We love building toys around here.  She loves building things and builds with something every day, and I love the creativity and spatial skills it develops...skills I think I'm sorely lacking:)
I highly recommend this toy -- the three of us had so much fun playing with these after dinner tonight.  My daughter is three, and a couple of the plastic pieces were a little hard for her to attach to each other (maybe why the box says 6+), but she can attach the plastic pieces into the rubber ball and take them back out all by herself...and is so proud when she does so:)



Monday, May 21, 2012

Song for a Fifth Child


Love this poem -- it sums up so well my feelings..and explains why my house is always a mess. Though some of that "clutter" is intentional and is very much a part of my daughter's learning. We almost always have some creation out on the floor -- a Lincoln Log zoo or a block village or a magnetic tile Chocolate Island.
Because if I worked hard on something, I wouldn't want someone to come by and just clean it up:)


Song for a Fifth Child
 by Ruth Hulburt Hamilton
 Mother, oh Mother, come shake out your cloth,
 Empty the dustpan, poison the moth,
 Hang out the washing and butter the bread, Sew on a button and make up a bed.
Where is the mother whose house is so shocking?
She’s up in the nursery, blissfully rocking.
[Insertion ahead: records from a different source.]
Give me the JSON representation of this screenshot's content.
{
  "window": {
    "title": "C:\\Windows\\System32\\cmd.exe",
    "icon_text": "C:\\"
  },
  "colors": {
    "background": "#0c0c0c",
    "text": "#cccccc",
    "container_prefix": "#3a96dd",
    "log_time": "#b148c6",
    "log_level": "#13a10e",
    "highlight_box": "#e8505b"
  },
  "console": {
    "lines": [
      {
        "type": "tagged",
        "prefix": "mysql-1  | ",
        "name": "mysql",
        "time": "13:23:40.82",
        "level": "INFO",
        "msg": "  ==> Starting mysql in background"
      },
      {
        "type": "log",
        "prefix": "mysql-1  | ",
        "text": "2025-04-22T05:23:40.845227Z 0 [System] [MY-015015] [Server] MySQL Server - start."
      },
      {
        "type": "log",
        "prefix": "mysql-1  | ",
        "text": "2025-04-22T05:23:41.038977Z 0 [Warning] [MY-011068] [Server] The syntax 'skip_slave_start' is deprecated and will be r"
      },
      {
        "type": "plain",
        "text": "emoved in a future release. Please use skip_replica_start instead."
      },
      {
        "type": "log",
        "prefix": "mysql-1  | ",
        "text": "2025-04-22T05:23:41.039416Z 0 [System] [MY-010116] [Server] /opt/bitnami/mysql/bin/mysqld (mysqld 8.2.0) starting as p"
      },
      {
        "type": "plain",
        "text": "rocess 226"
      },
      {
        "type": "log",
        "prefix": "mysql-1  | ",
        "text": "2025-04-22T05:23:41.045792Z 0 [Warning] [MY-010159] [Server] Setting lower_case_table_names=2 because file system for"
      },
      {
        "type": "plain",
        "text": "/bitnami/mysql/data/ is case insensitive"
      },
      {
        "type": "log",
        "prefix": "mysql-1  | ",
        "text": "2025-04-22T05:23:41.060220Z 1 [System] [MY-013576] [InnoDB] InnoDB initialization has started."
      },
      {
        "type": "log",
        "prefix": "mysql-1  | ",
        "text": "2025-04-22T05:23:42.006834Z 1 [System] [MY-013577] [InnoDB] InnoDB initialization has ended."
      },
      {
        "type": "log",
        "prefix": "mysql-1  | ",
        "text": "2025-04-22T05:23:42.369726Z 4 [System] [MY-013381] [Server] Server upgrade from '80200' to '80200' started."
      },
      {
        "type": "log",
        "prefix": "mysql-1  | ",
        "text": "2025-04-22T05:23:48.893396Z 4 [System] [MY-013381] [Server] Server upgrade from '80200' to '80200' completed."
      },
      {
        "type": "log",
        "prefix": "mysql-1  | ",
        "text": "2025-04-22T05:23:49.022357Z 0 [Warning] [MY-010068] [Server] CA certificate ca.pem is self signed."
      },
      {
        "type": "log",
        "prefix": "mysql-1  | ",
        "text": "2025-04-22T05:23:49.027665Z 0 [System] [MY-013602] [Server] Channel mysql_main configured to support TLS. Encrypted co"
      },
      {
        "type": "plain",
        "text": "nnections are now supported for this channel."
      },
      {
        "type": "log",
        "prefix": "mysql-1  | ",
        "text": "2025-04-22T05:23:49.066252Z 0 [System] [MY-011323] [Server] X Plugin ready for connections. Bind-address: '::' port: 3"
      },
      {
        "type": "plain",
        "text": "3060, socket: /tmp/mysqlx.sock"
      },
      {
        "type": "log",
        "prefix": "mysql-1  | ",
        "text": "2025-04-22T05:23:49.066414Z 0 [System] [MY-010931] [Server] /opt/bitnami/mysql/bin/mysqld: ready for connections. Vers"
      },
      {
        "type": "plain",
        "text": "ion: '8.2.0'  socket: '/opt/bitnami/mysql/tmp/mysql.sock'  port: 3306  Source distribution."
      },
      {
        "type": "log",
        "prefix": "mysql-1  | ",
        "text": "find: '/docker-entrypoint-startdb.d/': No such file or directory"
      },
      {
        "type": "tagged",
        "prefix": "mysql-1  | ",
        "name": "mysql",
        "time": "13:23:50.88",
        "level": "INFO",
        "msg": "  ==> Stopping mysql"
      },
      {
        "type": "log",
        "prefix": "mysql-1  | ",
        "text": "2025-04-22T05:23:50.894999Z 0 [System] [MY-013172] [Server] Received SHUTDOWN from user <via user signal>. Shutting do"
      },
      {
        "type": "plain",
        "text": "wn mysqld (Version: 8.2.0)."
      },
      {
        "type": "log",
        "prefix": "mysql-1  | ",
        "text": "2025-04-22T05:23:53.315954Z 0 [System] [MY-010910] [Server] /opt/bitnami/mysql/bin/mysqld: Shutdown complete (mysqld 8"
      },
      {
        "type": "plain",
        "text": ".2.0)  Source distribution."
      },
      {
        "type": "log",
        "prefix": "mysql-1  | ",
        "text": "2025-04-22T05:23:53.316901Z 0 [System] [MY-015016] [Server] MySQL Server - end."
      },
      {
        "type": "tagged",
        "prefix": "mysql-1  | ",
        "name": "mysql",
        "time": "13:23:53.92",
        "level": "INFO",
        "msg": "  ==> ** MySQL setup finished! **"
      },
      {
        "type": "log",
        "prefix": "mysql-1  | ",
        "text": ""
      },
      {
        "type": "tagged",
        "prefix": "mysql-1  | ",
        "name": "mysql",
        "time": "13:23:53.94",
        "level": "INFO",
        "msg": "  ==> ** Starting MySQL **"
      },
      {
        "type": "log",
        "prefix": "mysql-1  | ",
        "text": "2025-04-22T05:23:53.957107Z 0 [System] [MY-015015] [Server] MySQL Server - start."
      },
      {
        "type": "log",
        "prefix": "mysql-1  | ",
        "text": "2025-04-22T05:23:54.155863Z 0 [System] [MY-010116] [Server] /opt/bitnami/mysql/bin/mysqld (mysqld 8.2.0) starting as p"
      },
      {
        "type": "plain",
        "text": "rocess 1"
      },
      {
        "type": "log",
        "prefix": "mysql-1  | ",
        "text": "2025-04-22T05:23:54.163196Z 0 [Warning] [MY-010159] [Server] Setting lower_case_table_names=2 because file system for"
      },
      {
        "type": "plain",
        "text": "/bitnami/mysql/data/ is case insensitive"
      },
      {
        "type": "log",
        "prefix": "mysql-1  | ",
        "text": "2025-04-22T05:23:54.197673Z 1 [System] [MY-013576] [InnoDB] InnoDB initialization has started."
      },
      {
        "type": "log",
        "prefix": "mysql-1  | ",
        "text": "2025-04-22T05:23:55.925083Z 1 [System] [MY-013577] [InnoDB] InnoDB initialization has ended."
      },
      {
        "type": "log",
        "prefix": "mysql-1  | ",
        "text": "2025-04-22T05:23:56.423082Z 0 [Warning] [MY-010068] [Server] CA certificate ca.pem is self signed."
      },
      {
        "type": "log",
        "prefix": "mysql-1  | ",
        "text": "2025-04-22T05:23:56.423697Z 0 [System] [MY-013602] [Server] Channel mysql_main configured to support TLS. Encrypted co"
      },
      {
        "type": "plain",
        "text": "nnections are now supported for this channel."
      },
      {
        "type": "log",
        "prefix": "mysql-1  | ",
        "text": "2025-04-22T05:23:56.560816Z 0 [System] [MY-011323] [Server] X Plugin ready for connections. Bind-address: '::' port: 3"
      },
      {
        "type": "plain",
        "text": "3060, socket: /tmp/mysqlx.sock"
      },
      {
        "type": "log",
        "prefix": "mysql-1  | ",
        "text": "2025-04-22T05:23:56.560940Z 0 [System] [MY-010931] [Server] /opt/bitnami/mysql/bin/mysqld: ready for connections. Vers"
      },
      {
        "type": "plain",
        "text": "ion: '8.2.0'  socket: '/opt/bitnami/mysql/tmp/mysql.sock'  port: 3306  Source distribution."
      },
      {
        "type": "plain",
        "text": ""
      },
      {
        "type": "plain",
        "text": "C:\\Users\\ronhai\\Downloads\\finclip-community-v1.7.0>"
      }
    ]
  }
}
 Oh, I’ve grown shiftless as Little Boy Blue
(Lullaby, rockaby, lullaby loo).
Dishes are waiting and bills are past due
(Pat-a-cake, darling, and peek, peekaboo).
The shopping’s not done and there’s nothing for stew
And out in the yard there’s a hullabaloo
But I’m playing Kanga and this is my Roo.

Look! Aren’t her eyes the most wonderful hue?
(Lullaby, rockaby, lullaby loo).
 The cleaning and scrubbing will wait till tomorrow,
For children grow up, as I’ve learned to my sorrow.
So quiet down, cobwebs. Dust go to sleep.
I’m rocking my baby and babies don’t keep.

Sunday, May 20, 2012

Everybody Cooks Rice

We are an interracial family, and my 3.5 year old daughter has many friends of many different ethnic backgrounds, and yet she had never commented on skin color differences until recently -- once she did, I wanted to run with it and explore the topic of diversity with her in many different ways, so she learns it is something to celebrate and not a taboo topic in any way.

A couple of friends suggested the excellent book Everybody Cooks Rice.  My daughter loves it.
It tells the story of a very diverse neighborhood where everyone has come from a different country and makes different kinds of food, and yet everybody cooks rice!

We have read the book often, at my daughter's request, and we expanded the learning by having her pick a recipe from the back of the book to make.  Each recipe mentioned in the story is listed in the back.

She chose "Great Grandmother's risi e bisi" and we made it for lunch one day.  She wasn't overly impressed, and neither was I, but it was still a fun experiment!

She also recently asked if she could eat her lunch with chopsticks like the 3.5 year old girl ("Just like me!") in the book does -- she amazed me with her instinctual chopstick skills.  She is much better at eating with chopsticks than I am!

I highly recommend this book as a way to learn and celebrate differences while also recognizing our similarities, and also as a fun way to introduce some cooking activities into your home, or as an addition to that already established tradition as it was over here.